On 1/24/11 6:56 AM, Michael Migdol wrote:
Hi Everyone,
I hope you don't mind a few basic questions from someone who is
quite new to NLP. Hopefully they are coherent and relevant to the group.
I have been enjoying Olivier's fantastic work on pignlproc. I am initially
trying to create an OpenNLP model which can be used to extract
entities mentioned in news articles, starting with "countries" I have
successfully created a
training set of about 10K annotated sentences extracted from a 100MB
chunk of Wikipedia using Pignlproc, and have created a country model from that
training set using the default OpenNLP CLI tools.
My first attempt to execute the extractor on the new model was the article at
http://hosted.ap.org/dynamic/stories/S/SOC_FOUR_NATIONS?SITE=MOSPL&SECTION=HOME&TEMPLATE=DEFAULT
. I ran the NameExtractor on the plain text of the article (after
sentenceDetection and tokenization).
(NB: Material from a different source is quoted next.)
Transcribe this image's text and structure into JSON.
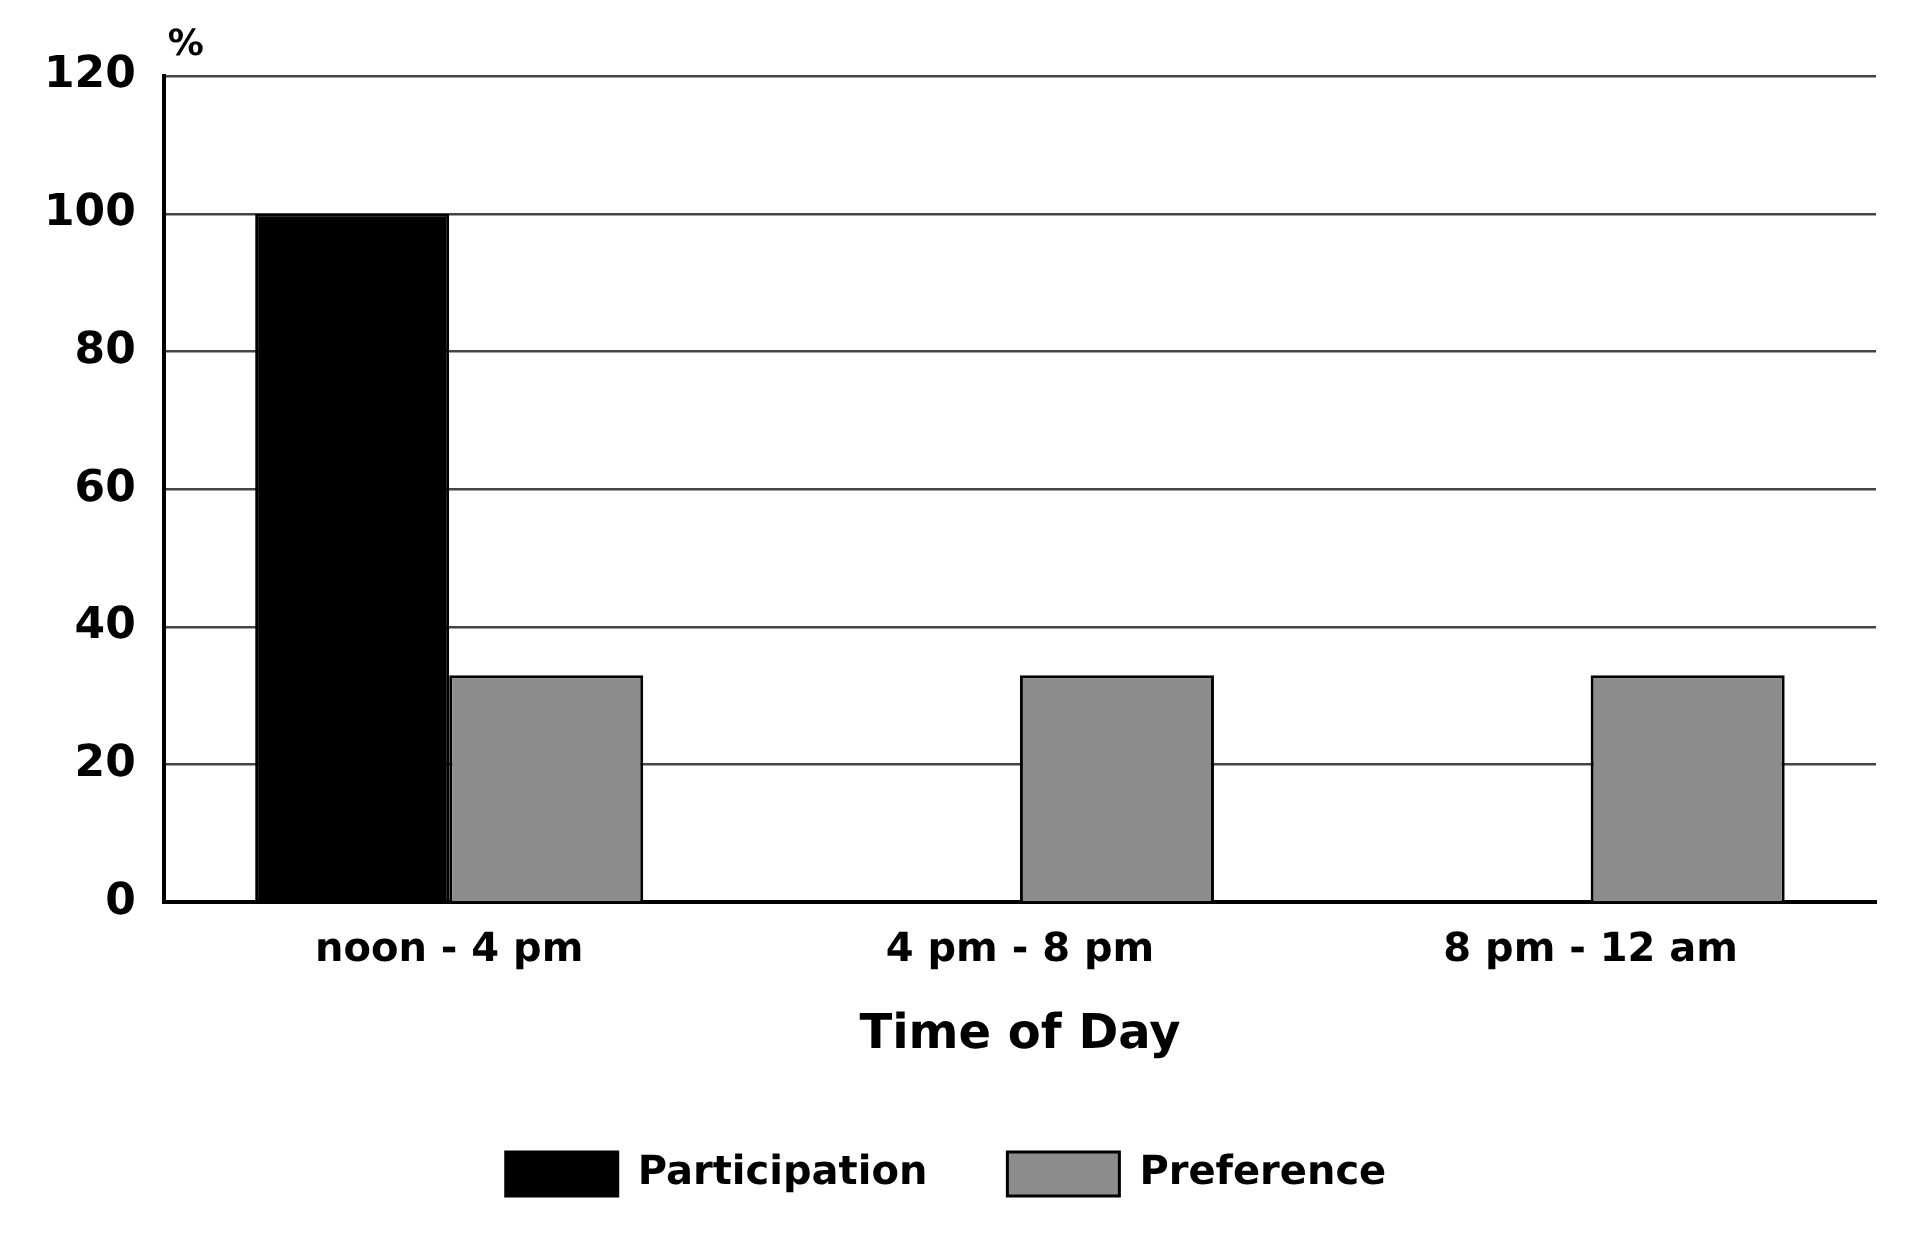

It successfully detected Sweden,
Canada, and Germany, but not the United States or China.
So, a few questions:
1) Olivier stated results for english location entities were a recall of
0.64. Does this mean that, in general, detecting only 3 of 5
countries mentioned in an article is about what one would expect?
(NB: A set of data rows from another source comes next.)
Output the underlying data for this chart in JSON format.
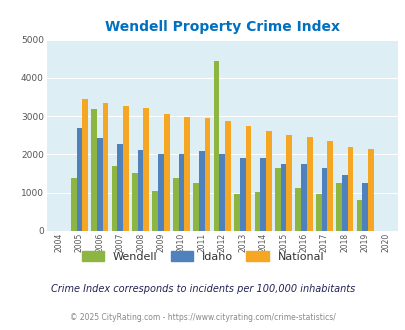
{
  "title": "Wendell Property Crime Index",
  "years": [
    2004,
    2005,
    2006,
    2007,
    2008,
    2009,
    2010,
    2011,
    2012,
    2013,
    2014,
    2015,
    2016,
    2017,
    2018,
    2019,
    2020
  ],
  "wendell": [
    0,
    1380,
    3200,
    1700,
    1520,
    1050,
    1380,
    1260,
    4430,
    970,
    1010,
    1650,
    1130,
    970,
    1260,
    800,
    0
  ],
  "idaho": [
    0,
    2700,
    2420,
    2270,
    2110,
    2020,
    2020,
    2090,
    2020,
    1900,
    1900,
    1750,
    1760,
    1650,
    1470,
    1250,
    0
  ],
  "national": [
    0,
    3460,
    3350,
    3260,
    3220,
    3060,
    2970,
    2950,
    2880,
    2740,
    2610,
    2500,
    2460,
    2360,
    2200,
    2130,
    0
  ],
  "wendell_color": "#8db542",
  "idaho_color": "#4f81bd",
  "national_color": "#f5a623",
  "bg_color": "#ddeef4",
  "title_color": "#0070c0",
  "subtitle": "Crime Index corresponds to incidents per 100,000 inhabitants",
  "footer": "© 2025 CityRating.com - https://www.cityrating.com/crime-statistics/",
  "ylim": [
    0,
    5000
  ],
  "yticks": [
    0,
    1000,
    2000,
    3000,
    4000,
    5000
  ]
}
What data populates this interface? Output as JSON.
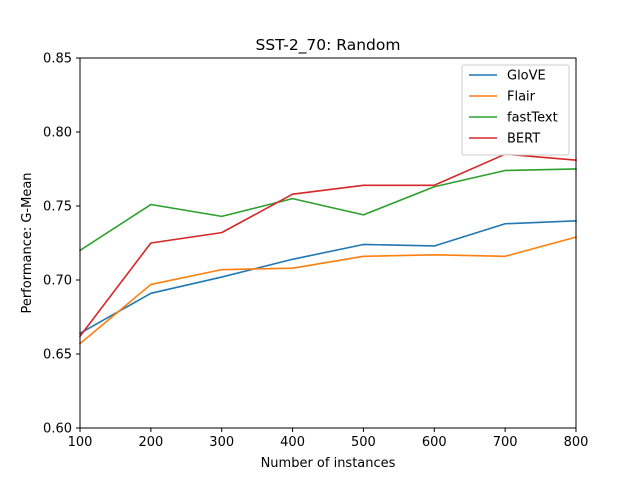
{
  "chart_data": {
    "type": "line",
    "title": "SST-2_70: Random",
    "xlabel": "Number of instances",
    "ylabel": "Performance: G-Mean",
    "x": [
      100,
      200,
      300,
      400,
      500,
      600,
      700,
      800
    ],
    "xlim": [
      100,
      800
    ],
    "ylim": [
      0.6,
      0.85
    ],
    "xticks": [
      "100",
      "200",
      "300",
      "400",
      "500",
      "600",
      "700",
      "800"
    ],
    "yticks": [
      "0.60",
      "0.65",
      "0.70",
      "0.75",
      "0.80",
      "0.85"
    ],
    "grid": false,
    "legend_position": "top-right",
    "series": [
      {
        "name": "GloVE",
        "color": "#1f77b4",
        "values": [
          0.664,
          0.691,
          0.702,
          0.714,
          0.724,
          0.723,
          0.738,
          0.74
        ]
      },
      {
        "name": "Flair",
        "color": "#ff7f0e",
        "values": [
          0.657,
          0.697,
          0.707,
          0.708,
          0.716,
          0.717,
          0.716,
          0.729
        ]
      },
      {
        "name": "fastText",
        "color": "#2ca02c",
        "values": [
          0.72,
          0.751,
          0.743,
          0.755,
          0.744,
          0.763,
          0.774,
          0.775
        ]
      },
      {
        "name": "BERT",
        "color": "#d62728",
        "values": [
          0.662,
          0.725,
          0.732,
          0.758,
          0.764,
          0.764,
          0.785,
          0.781
        ]
      }
    ]
  }
}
There were actually 12 mentions in the article for the 5 distinct
countries (it found Sweden twice), so the recall for this simple test
was actually more like 42%. And obviously, a single article is not a
sufficient sample size to judge with. I know, my next task should be to
run the OpenNLP evaluator on a separate dataset, right?
Yes just label a few sentences, maybe a few hundred, and then test on this
test sample.
2) When creating the country Model, all of the sentences passed to the
trainer had countries in them. Am I supposed to be passing sentences
that do not contain countries as well?
I don't believe that this will have a big effect on your results, maybe
you want
a few non-country sentences when they contain a country name, which is
not a country in this case. Maybe a company name which includes a country
name, e.g. IBM Germany.
3) The sentences passed to the trainer were not split up into document
groups. How much of an effect will this have on the results? Is
there away to do this split using the existing pignlproc scripts?
In this case the previous map feature might not be able to work
as good, as if the sentences are split into documents. Maybe you could
create one document per Wikipedia article.
4) Does anyone have some basic troubleshooting advice for trying to
understand why specific texts are not being successfully extracted?
A powerful way to understand better how things are detected is
to carefully inspect the training data. Does it contain countries which
are not labeled? How is the context of your test sample represented
in your training data? Just do a string search in it for specific mistakes.
Lets say it did not detect this one:
... after the Sweden game ...
then you might want to search for:
- Sweden <END> game
- <END> game
- after the <START
But maybe it detected these two correctly:
... China defeated Sweden ...
Then the other cases might as well would have been detected
correctly if the previous map feature would be working correctly.
5) Are there any customizations you would suggest making to the
Feature Generator?
We believe having proper dictionary support, would be a great help:
https://issues.apache.org/jira/browse/OPENNLP-78
That would be especially helpful for detecting company names or person
names,
maybe it is not that helpful for country names, because there are not
that many countries.
I personally believe that it would be nice to have a few manually labeled
Wikipedia articles which can be used to train a small model, and then just
use the markup in the Wikipedia article to support the Name Finder with
the small model.
I guess that might create training data which has a higher precision and
recall.
Hope that helps,
Jörn